Apesar da visão de um ambiente desafiador e de um olhar cauteloso, Maluhy Filho afirmou que a carteira de crédito do banco deve crescer acima do ponto médio do guidance se continuar no ritmo atual.
"Mas ainda temos dois trimestres, num cenário desafiador...vamos acompanhar para ver", acrescentou, reforçando que o banco nunca esteve tão preparado para qualquer que seja o cenário que venha pela frente.
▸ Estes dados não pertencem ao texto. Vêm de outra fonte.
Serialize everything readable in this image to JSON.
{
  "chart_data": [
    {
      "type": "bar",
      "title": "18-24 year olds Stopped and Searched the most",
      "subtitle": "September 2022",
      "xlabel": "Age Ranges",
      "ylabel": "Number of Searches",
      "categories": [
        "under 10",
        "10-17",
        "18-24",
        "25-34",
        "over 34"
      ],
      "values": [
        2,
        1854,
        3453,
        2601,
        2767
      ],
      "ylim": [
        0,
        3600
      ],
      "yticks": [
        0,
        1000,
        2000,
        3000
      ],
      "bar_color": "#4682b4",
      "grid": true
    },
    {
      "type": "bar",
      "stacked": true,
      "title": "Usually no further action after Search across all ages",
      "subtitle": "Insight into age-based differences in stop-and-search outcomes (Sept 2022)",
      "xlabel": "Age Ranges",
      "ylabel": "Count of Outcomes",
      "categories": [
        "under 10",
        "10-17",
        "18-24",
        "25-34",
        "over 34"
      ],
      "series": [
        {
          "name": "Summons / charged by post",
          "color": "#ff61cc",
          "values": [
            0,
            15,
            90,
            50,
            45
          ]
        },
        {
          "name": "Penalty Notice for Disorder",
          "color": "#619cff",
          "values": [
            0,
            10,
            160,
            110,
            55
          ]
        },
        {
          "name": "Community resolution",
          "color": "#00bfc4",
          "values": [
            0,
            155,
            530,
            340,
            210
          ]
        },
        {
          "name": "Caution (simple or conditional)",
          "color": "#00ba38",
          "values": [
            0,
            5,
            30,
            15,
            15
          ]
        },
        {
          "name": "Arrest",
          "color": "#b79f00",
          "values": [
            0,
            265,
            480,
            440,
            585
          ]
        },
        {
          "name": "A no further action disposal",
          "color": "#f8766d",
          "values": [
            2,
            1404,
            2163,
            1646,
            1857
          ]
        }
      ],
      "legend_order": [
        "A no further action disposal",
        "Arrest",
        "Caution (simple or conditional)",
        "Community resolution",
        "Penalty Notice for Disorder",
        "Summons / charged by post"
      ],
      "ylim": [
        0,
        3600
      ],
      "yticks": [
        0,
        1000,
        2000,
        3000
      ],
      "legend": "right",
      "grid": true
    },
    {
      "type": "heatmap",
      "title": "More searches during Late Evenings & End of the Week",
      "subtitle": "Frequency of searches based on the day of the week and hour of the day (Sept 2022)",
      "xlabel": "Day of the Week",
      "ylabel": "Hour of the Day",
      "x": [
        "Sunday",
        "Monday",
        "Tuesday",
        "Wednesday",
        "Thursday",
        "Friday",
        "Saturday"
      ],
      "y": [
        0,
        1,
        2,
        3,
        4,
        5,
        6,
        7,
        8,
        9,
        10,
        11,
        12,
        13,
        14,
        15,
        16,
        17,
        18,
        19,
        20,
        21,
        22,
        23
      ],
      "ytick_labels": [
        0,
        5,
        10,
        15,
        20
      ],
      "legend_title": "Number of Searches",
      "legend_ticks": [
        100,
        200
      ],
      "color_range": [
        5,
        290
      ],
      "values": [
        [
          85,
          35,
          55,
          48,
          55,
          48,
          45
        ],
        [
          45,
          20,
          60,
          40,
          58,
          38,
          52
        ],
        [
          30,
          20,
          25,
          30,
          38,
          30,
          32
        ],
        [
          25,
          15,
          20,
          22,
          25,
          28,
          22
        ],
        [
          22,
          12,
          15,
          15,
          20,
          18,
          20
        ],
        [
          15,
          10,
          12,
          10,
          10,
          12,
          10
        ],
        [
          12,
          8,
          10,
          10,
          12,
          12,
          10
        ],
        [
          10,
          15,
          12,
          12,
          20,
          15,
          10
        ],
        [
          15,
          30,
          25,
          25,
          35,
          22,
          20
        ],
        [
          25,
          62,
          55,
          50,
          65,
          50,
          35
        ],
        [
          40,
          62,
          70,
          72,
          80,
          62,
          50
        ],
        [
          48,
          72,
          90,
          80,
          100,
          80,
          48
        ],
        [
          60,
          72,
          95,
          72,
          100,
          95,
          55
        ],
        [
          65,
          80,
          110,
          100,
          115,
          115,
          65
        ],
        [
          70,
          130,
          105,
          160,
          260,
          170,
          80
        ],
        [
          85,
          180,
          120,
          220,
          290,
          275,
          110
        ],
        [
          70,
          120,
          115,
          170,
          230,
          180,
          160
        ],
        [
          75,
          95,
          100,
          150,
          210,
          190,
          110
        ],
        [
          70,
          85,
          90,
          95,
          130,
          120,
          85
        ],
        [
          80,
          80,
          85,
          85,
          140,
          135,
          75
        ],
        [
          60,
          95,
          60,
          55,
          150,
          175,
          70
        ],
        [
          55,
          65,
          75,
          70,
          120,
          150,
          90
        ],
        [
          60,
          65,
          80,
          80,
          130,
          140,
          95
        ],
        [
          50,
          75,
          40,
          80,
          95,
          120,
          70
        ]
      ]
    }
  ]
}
A carteira de crédito do Itaú somava R$1,5 trilhão ao final de junho, alta de 9,6% na base anual e de 2,7% na comparação trimestral. O banco reiterou sua projeção para o ano de aumento de 5,5% a 9,5% do portfólio.
"Se a oportunidade de crescer, enfim, aparecer, vamos crescer e crescer rápido, com qualidade. Por quê? Porque temos 'funding', porque temos capital... Se o cenário deteriorar, também tendemos a performar melhor. Por quê? Porque temos uma carteira de crédito com uma qualidade superior ao sistema, sempre com esse olhar de longo prazo, com um balanço robusto, com capital e resultado capaz de absorver."
Na bolsa paulista, as ações do Itaú Unibanco avançavam mais de 1% nos primeiros negócios.